A native New Yorker, Shira Kallus Zwebner is a communications consultant and writer living with her husband and three children in Jerusalem, Israel. Diagnosed in 2017 with diffuse large B-cell lymphoma, she's fighting her cancer battle and blogging about the journey at hipstermomblog.com
How do you heal your mind when faced with cognitive impairment after cancer treatment?
It started out as a pause that turned into a long, awkward moment of silence. I began to panic, unable to find the right words during my presentation. With multiple people across the globe listening in as I presented a PowerPoint deck that I knew by heart, the silent, pregnant pause was louder than a bomb going off in my ears.
My hands began to sweat. I forced myself to say something, anything, so that they would all know I was still there. I sputtered out a different word, one that didn't convey the meaning I was looking for but was close enough for the people on the call to understand my point. I continued on with the rest of the deck, relieved when my colleague stepped in to take over presenting the remaining slides.
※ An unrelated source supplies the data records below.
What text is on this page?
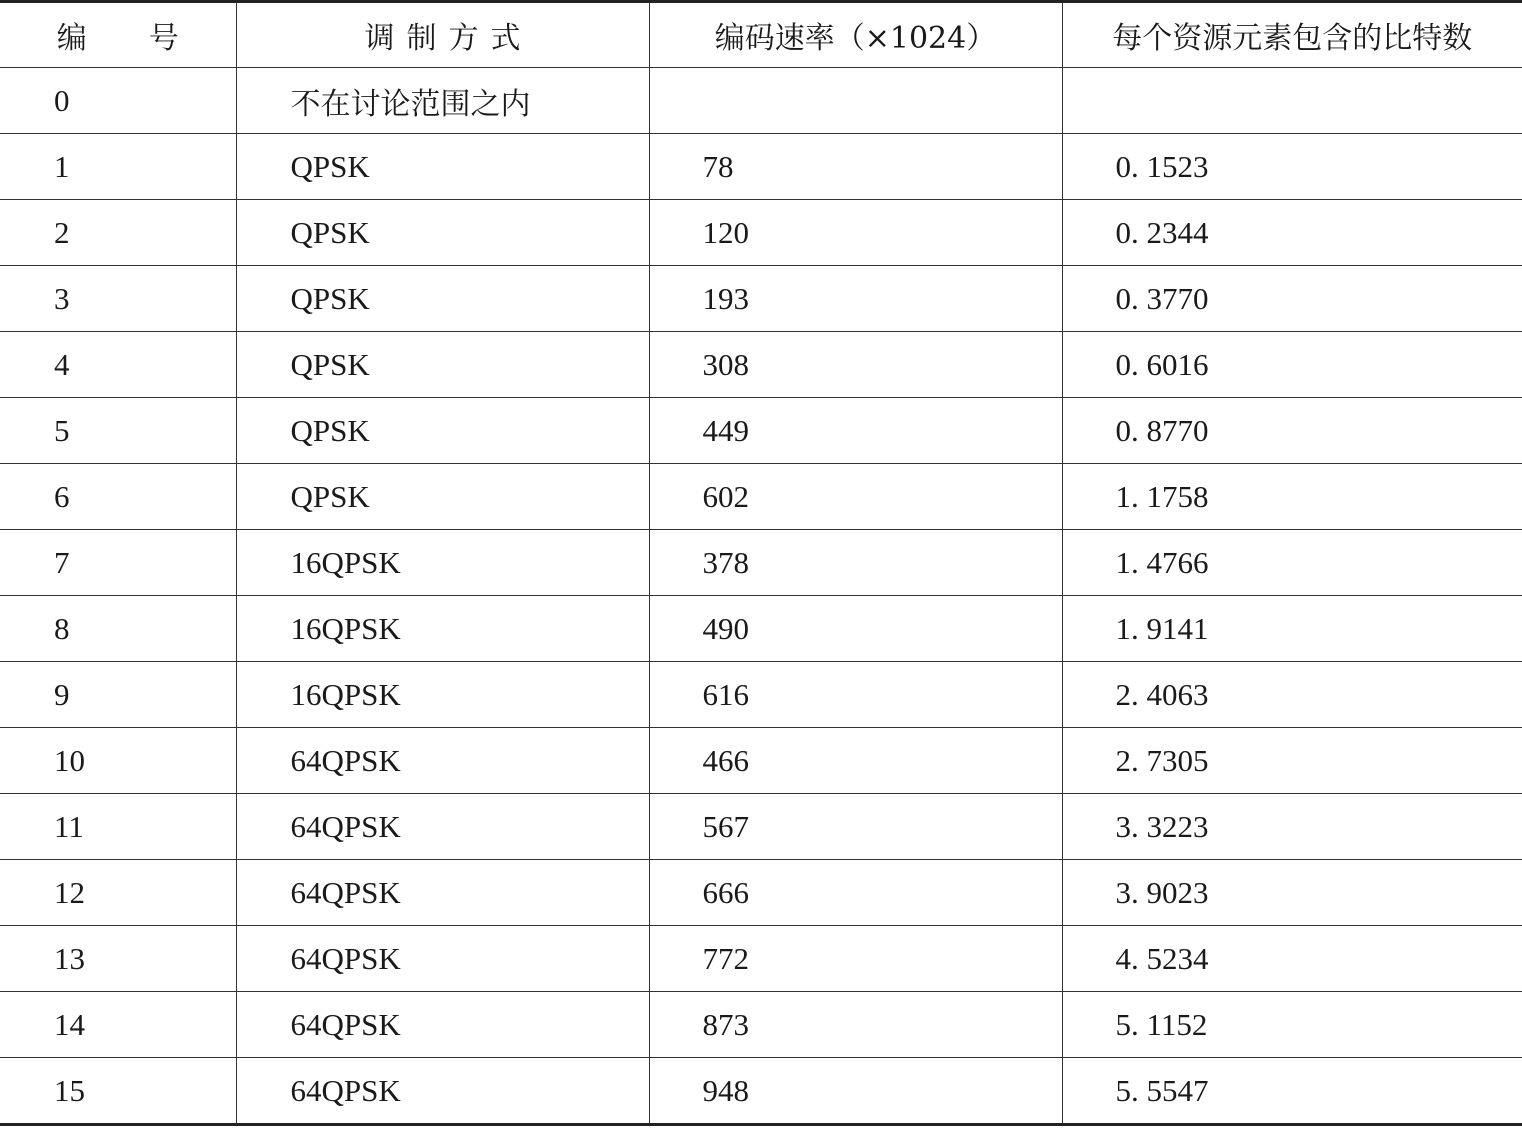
编 号	调制方式	编码速率（×1024）	每个资源元素包含的比特数
0	不在讨论范围之内		
1	QPSK	78	0. 1523
2	QPSK	120	0. 2344
3	QPSK	193	0. 3770
4	QPSK	308	0. 6016
5	QPSK	449	0. 8770
6	QPSK	602	1. 1758
7	16QPSK	378	1. 4766
8	16QPSK	490	1. 9141
9	16QPSK	616	2. 4063
10	64QPSK	466	2. 7305
11	64QPSK	567	3. 3223
12	64QPSK	666	3. 9023
13	64QPSK	772	4. 5234
14	64QPSK	873	5. 1152
15	64QPSK	948	5. 5547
Later, I would wonder if they all assumed I had been distracted by something else — like a WhatsApp message or an email – which led to such uncharacteristic silence during a work meeting. I wondered if I should fess up and tell my client and colleague that I essentially had a "brain fart" and couldn't recall the right words that I needed to use in that moment, to prove that I was with them and hadn't gotten distracted by something else. Had it been a video conference call, they all would have seen me opening and closing my mouth like a fish without uttering a sound.
I live in a constant world of shame and frustration, and I do my best to just keep my mouth shut. But I can no longer ignore or deny how the cognitive dysfunction that resulted from my cancer treatment is impacting my daily life. It's more than just recall and word choice, it's also memory loss and difficulty staying on task. I can no longer effectively multi-task. Something always gets forgotten, like the dinner I burned weeks ago or the RSVP email that I never sent.
My neurologist recommended Ritalin to treat the attention issues, but I'm not ready to medicate for this condition. I hired an ADHD coach to work with me over the course of 10 weeks, on tips and techniques to help improve my executive functioning skills. As a small business owner, I'm not willing to give up on my career because of these challenges. I just have to work harder and smarter to compensate for these new shortcomings.
During a recent trip to visit my parents, my mom gave me a calendar journal. Twenty-five years my senior, she has been writing everything down in a calendar now for years. No longer comfortable relying on her memory, she has taken steps to make sure she doesn't miss an important appointment or meeting. I appreciated the gift and packed it into my bag, where it has been ever since. I certainly didn't expect such cognitive issues in my early 40's, but I also won't stand on ceremony because I've gotten here a lot earlier than other people.
Resigned to have to write everything down moving forward, I forged ahead only to discover an unexpected new challenge. Remembering that I need to write things down is a new part of my everyday life.